From Russia’s perspective, deploying North Korean troops — whether as front-line reinforcements or “cannon fodder” for the “meat grinder” of the war — could fill critical manpower shortages. Russia’s ongoing mass assaults have already resulted in high casualty rates, with reports indicating around 1,200 losses daily. Yeo suggests that by incorporating North Korean forces, Russia temporarily relieves pressure on its own recruitment efforts.
"Trump and Harris present starkly different approaches to resolving the Ukraine conflict,” said Hong.

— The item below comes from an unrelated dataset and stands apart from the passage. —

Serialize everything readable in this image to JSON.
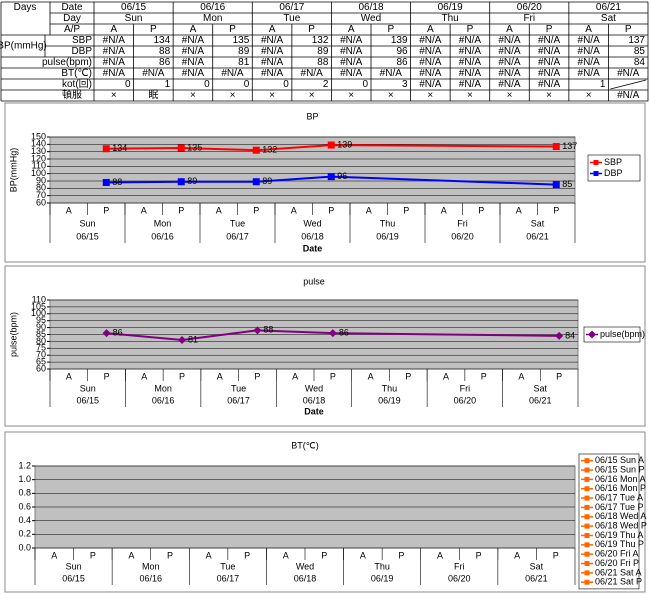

“Trump may prioritize negotiations presenting peace talks, while a Harris administration could strengthen military support for Ukraine, potentially intensifying pressure on Russia […] possibly approving the use of long-range missiles against Russian targets before the transition of power,” Hong added. “For Russia and North Korea, there is an aim to amplify the impact of troop deployment and demonstrate substantial wartime contributions [respectively] before a shift toward negotiations.”
Can it spark World War III?
Experts are sounding alarms about the escalating “internationalization” of the Russia-Ukraine conflict, as Pyongyang’s deployment might tip the military balance in Northeast Asia.
Ukraine has called for increased support from the United States and NATO as well as South Korea, which is considering providing lethal aid to Ukraine, a step that Seoul says could evolve based on North Korea’s role in the conflict. Support might escalate from “defensive” systems, such as interceptors, to “offensive” capabilities, including artillery and missile systems — and potentially draw the conflict closer to home.
“In light of the major effort that South Korea has made to strengthen ties with NATO and the EU, Seoul cannot stand by and do nothing in response to Pyongyang's expansion and escalation of the war against Ukraine and its supporters,” said Revere. “It will test whether and to what degree Seoul is prepared to contribute to the security of the NATO and European partners it seeks.”
In a worst-case scenario, a blood alliance between North Korean and Russian forces could prompt NATO members to intensify military support for Ukraine and send troops to aid Ukrainian forces, as well as the provision of lethal aid by South Korea. Such escalations might drive Russia toward nuclear options, which could not only broaden the Russia-Ukraine war but make the Korean Peninsula a future hotbed in a new Cold War structure.
“Russia will be seriously offended by anything that South Korea does to help Ukraine, and so there could be long-term economic consequences for South Korea, which, for example, had hoped someday to get Russian oil supplies,” Bennett said. “If Russia feels that the impact of South Korean actions is too serious, Russia could even take military action against South Korea [by firing] one or more ballistic missiles carrying conventional explosives at South Korea.
“But because Russian forces are largely occupied with combat in Ukraine, there is not a lot more that it could do militarily against South Korea besides military technology transfers to the North,” he added.
“South Korea needs to be smart about dealing with [lethal weapons for] Ukraine,” said Bennett. “It needs to turn to Russia in the step-by-step approach that President Yoon's office has described and tell Russia that if it transfers Russian military technology to North Korea, thereby jeopardizing South Korean security, then South Korea will be warranted in sending lethal aid to Ukraine that will jeopardize Russian security. And the South Korean government needs to make such announcements very publicly and have them recognized internationally so that when Putin lies about what is happening, the world will treat his comments with skepticism.”